It is that judgment upon which the Fredericksens primarily rely in this proceeding. In fact, at the time of trial, they introduced the record thereof and then rested, offering no other evidence. On October 11, 1951, the McCoskers, senior, by letter tendered to the Fredericksens the balance then due on the contract, plus costs, interest and attorneys' fees. The McCoskers' tender was refused, and shortly thereafter a second tender of $10,500 was made, but it was likewise rejected by the Fredericksens. Subsequently the McCoskers paid into [149 Cal. App. 2d 492] court the sum so tendered. No demand has ever been made upon the McCoskers, senior, by the Fredericksens, nor have the Fredericksens ever given the McCoskers, senior, any notice of forfeiture of their interest in the land.

In the meantime other actions were instituted by the Fredericksens; one an unlawful detainer action resulting in a judgment in favor of the McCoskers which this court affirmed on appeal (143 Cal. App. 2d 114 [299 P.2d 908]); another in which the trial court issued an alias writ of possession now before this court and appearing at post, page 877 [308 P.2d 840]; and the third, a proceeding in prohibition which was heretofore denied by this court and by the Supreme Court.
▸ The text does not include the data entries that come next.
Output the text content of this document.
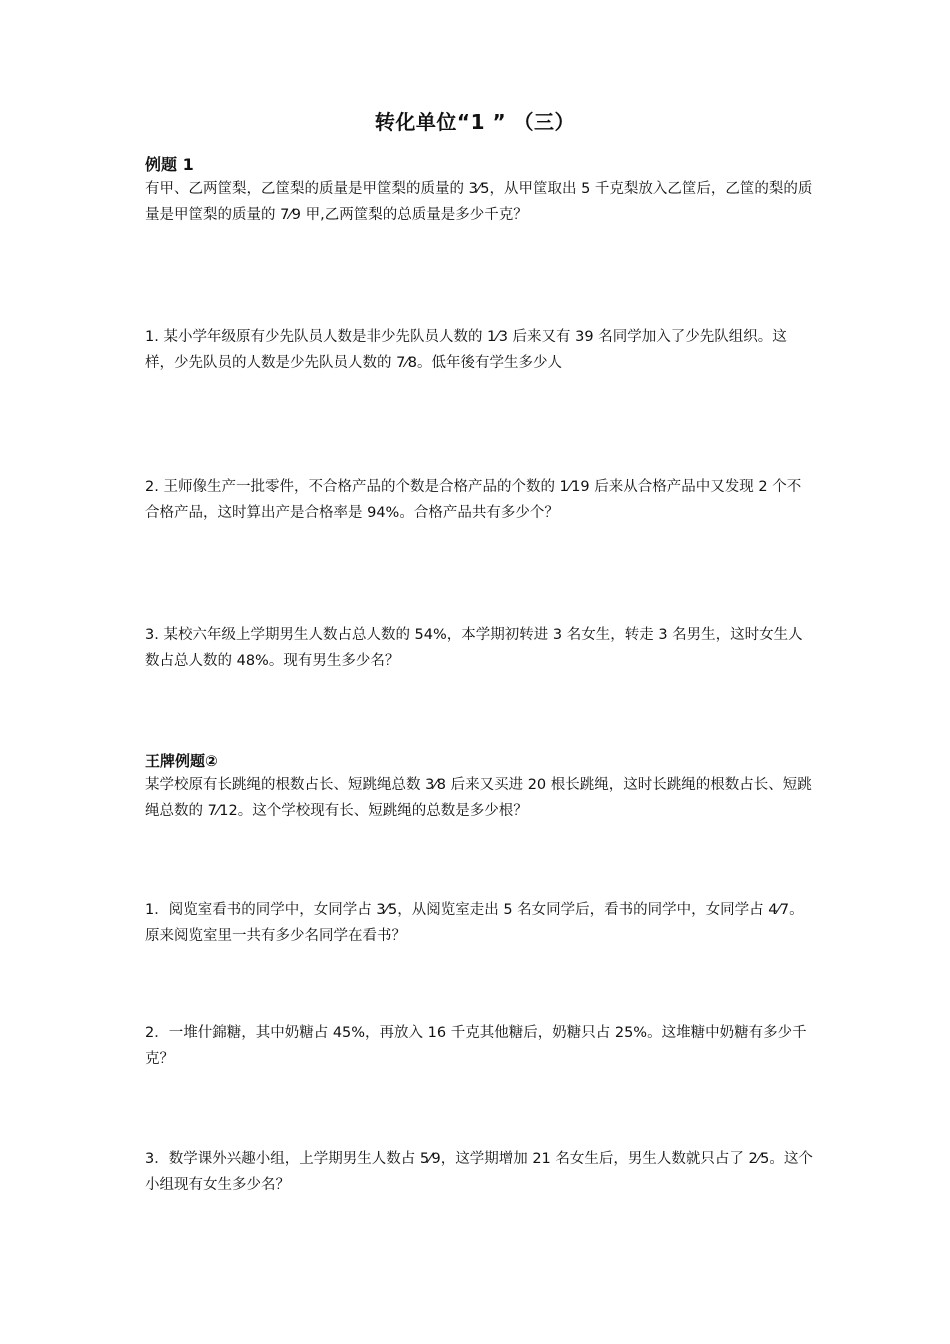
转化单位“1 ” （三）
例题 1
有甲、乙两筐梨，乙筐梨的质量是甲筐梨的质量的 3⁄5，从甲筐取出 5 千克梨放入乙筐后，乙筐的梨的质量是甲筐梨的质量的 7⁄9 甲,乙两筐梨的总质量是多少千克？
1. 某小学年级原有少先队员人数是非少先队员人数的 1⁄3 后来又有 39 名同学加入了少先队组织。这样，少先队员的人数是少先队员人数的 7⁄8。低年後有学生多少人
2. 王师像生产一批零件，不合格产品的个数是合格产品的个数的 1⁄19 后来从合格产品中又发现 2 个不合格产品，这时算出产是合格率是 94%。合格产品共有多少个？
3. 某校六年级上学期男生人数占总人数的 54%，本学期初转进 3 名女生，转走 3 名男生，这时女生人数占总人数的 48%。现有男生多少名？
王牌例题②
某学校原有长跳绳的根数占长、短跳绳总数 3⁄8 后来又买进 20 根长跳绳，这时长跳绳的根数占长、短跳绳总数的 7⁄12。这个学校现有长、短跳绳的总数是多少根？
1．阅览室看书的同学中，女同学占 3⁄5，从阅览室走出 5 名女同学后，看书的同学中，女同学占 4⁄7。原来阅览室里一共有多少名同学在看书？
2．一堆什錦糖，其中奶糖占 45%，再放入 16 千克其他糖后，奶糖只占 25%。这堆糖中奶糖有多少千克？
3．数学课外兴趣小组，上学期男生人数占 5⁄9，这学期增加 21 名女生后，男生人数就只占了 2⁄5。这个小组现有女生多少名？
[1] It is the Fredericksens' first contention that the judgment which they obtained quieting their title against the McCoskers, junior, and terminating the latters' interest in the property also terminated any interest the McCoskers, senior, may have had in the property. No appeal was taken in that action. However when the judgment in the unlawful detainer action was before this court, a like contention was made and we there held: "The judgment terminated the contract as to the McCoskers, junior, but had no effect as to the interests of the McCoskers, senior, who were in possession under a recorded judgment showing that, notwithstanding they did not appear to have been named in the contract as purchasers, they were in fact parties thereto entitled to claim one-half interest accruing to the McCoskers, junior, by the execution of that contract and the part payment of the purchase money. This record of the judgment between the McCoskers, with the possession of the McCoskers, senior, under that judgment, gave notice to appellants that they were claiming title and the right to complete title under the Hand contract. Proper inquiry under such constructive notice would have revealed to appellants the proceeding in execution of the McCosker v. McCosker judgment, whereby the McCoskers, senior, purchased the remaining interest of the McCoskers, junior; and though they began their action just before the recordation of the certificate of sale, yet under the circumstances they were charged with knowledge of the interest of the McCoskers, senior, passing by the sale. When, therefore, they omitted the McCoskers, senior, in their action they brought against the McCoskers, junior, they did so, knowing that any judgment that they might obtain in such an action would not foreclose the rights of the McCoskers, senior, whom they had not only omitted to name as parties, but whom they had excluded from [149 Cal. App. 2d 493] participation in the litigation. Having thus achieved their exclusion, they cannot thereafter be heard to claim that the McCoskers, senior, were in anywise affected or their interest terminated by the judgment they thereafter procured." (143 Cal. App. 2d 117.) What we held in that case is equally applicable to the contention now made by the Fredericksens.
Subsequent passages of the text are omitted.